PoetTrader,
In reading your post it sounds to me like your objective is to not be called out on the NVDA shares you hold, but rather to buy some new shares at a higher basis to deliver when you get assigned resulting in a realized loss. I'm not a tax expert, but I don't think you can make this work. Even if you could get the broker to identify the shares recently purchased as the shares delivered to meet assignment, the calls are too far ITM to be "qualified". It is my understanding the IRS generally frowns on the selling of ITM calls as a means of in effect taking your money out of an investment without realizing a gain on the underlying shares. I really don't know how they would deal with this. I expect others here know a lot more about it, but you might find something useful here
cboe.com
I think you would have the same issues with the puts, even if you got your broker to agree that the stock put to you would be identified as the stock delivered to meet assignment on the calls.
I don't really understand what you gain by any of this. If your cost basis is 30.00 and you are called out at 30.00, you have no gains to worry about
As far as repair is concerned, NVDA has already run way past the point of effective repair. You could buy the calls back, but at this point it would be as if you had stood aside with no NVDA position, watched NVDA climb all the way up here and then decided it was time to buy. Is this where you want to enter NVDA? If it is, buy back your calls and look for a good strike and month to write, or just let it ride. If not, you might as well let it get called and hope for a better entry down the road.

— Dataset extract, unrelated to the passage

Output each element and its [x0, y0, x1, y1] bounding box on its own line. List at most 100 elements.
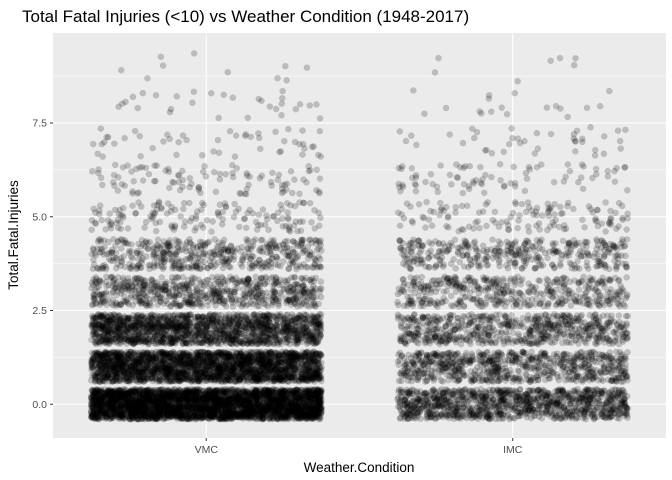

I am definitely not the person to tell you where the market is going from here. I'm astonished at how far some of these stocks have come off the lows in such a short time in the face of economic weakness and poor earnings. We may all be astonished how low it goes the next time it turns down. What I do know is that if you do nothing here it is very unlikely you will lose on this trade. If you act now to allow yourself a little upside potential, you will also expose yourself to downside risk which could be substantial. Only you can decide if you are willing to accept that risk. For myself, I'll just put NVDA on a long list of shoulda coulda wouldas that got away.